The Trip as it became ‘affectionately’ known in the Miller household was a plan hatched some 3 or 4 years prior to us setting off in April of 2015. Everything was geared toward The Trip as we planned, saved and created space in our lives to take 6 months off to travel around this vast and wonderful country.

It was to be an adventure filled, life-changing, family bonding experience. A chance for Jane and I to reflect on where we’re at in our lives and begin to make plans the future, free of the day-to-day grind of work, school, sport and social commitments. For our children it was the chance for an experiential education, to get real-world knowledge of places, names and events they may encounter as they make their way through their schooling. We also wanted to show them there’s a big world of opportunities out beyond the Adelaide Hills where we live.

How was it, did it live up to your expectations?
Leaving with such high hopes we could have easily been let down, thankfully we weren’t, The Trip gave us everything we expected and more. It was simply brilliant, mind expanding and as Jane so beautify puts it “heart opening”. Expectations met and then some!

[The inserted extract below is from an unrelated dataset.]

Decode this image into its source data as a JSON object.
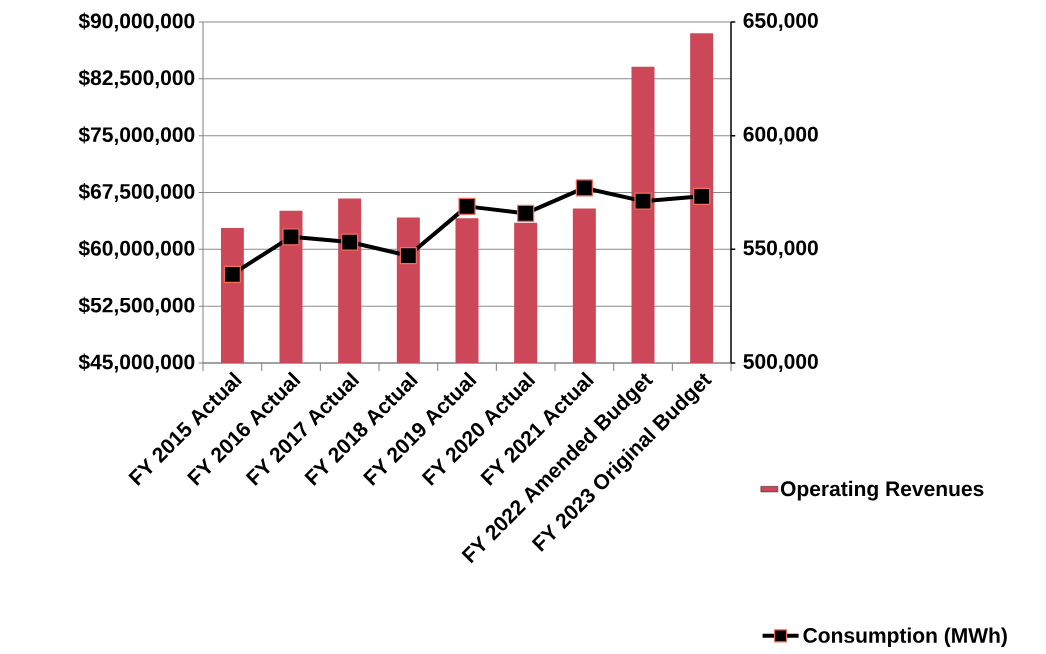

We travelled 22,000kms across wide-open roads, heavily corrugated dirt roads and bush tracks to visit 52 destinations across 169days. From Mylor to Broken Hill, along the Darling River to Bourke, Lightning Ridge then up the Queensland coast to Cairns. We then followed the Savannah Way to Broome, via places including Undara Volcanic National Park, Normanton, Boodjamulla National Park, Seven Emu Station, Kakadu, Darwin, Keep River National Park, Lake Argyle and 3 weeks on the Gibb River Road in the Kimberley. Then down the west coast of Australia to Karijini National Park, Dampier, Ningaloo Reef, Shark Bay, Geraldton, Perth Walpole, Albany, Esperance and many stops in between. Finally, home across the Nullarbor.

Experiencing breath-taking country, walking through lush tropical rainforests and across arid deserts, hiking rugged gorges and old forests, and witnessing some stunning coastline. We canoed, snorkeled and swam in emerald green gorges, natural springs and incredible coral reefs on both the east and west coasts. Most mornings we woke to magnificent sunrises over looking muddy rivers, red dirt, mulga country, windswept dunes and sparkling forests.

We met many interesting people and experienced numerous historical places, but most profound of all was the time spent gaining a first-hand perspective of the culture and contribution of our nations first people. Leaving with an overwhelming sense of admiration of their connection to country, their practical knowledge and ability to keep surviving and in parts, thriving against some incredible odds.

When you strip your life back to the essentials you’re able to exist with a lightness and freedom, allowing space and time to just be and be totally focused on that moment. In fact, it’s the first time in my life a day felt like 24 hours and a week a full 7 days, time slowed as each minute was experienced. Sleeping in a tent you’re completely immersed in the natural world, your senses tingle, arriving at your next destination without much idea of what to expect builds anticipation and excitement. You feel alive!

Of course there were ups and downs, it wasn’t all easy sailing, at times it was really hard going. When the wind is blowing a gale and you’re hoping the pegs will hold, or the rain is relentless and starting to seep through the canvas. All you want is some warmth and a solid structure around you, especially after the second or third night of no sleep!

Fortunately though, those days and nights were few and far between, and when things got a little tough we were soon rewarded by the places we were in. It was almost like the more difficult the journey, the more stunningly beautiful the destination. For example, the 6 hours to travel 200kms across a crazily corrugated dirt road to reach the Mitchell River campground in the Kimberley tested both man and machine, but once you start the 8km return hike to Mitchell Falls and arrive at the falls themselves you’re lost for words. It’s awe inspiring.

I could happily go on for pages, but generally in normal conversation people are starting to look for the toilets or changing the subject by now – so I’ll wrap it up.

The six months have created life-long memories for the four of us, the effects of which will continue to emanate for many years to come. Our intentions have been reset, plans for our future made – part of which is displayed on this and the other Insync Collective websites, and we look forward with great anticipation of the adventures ahead.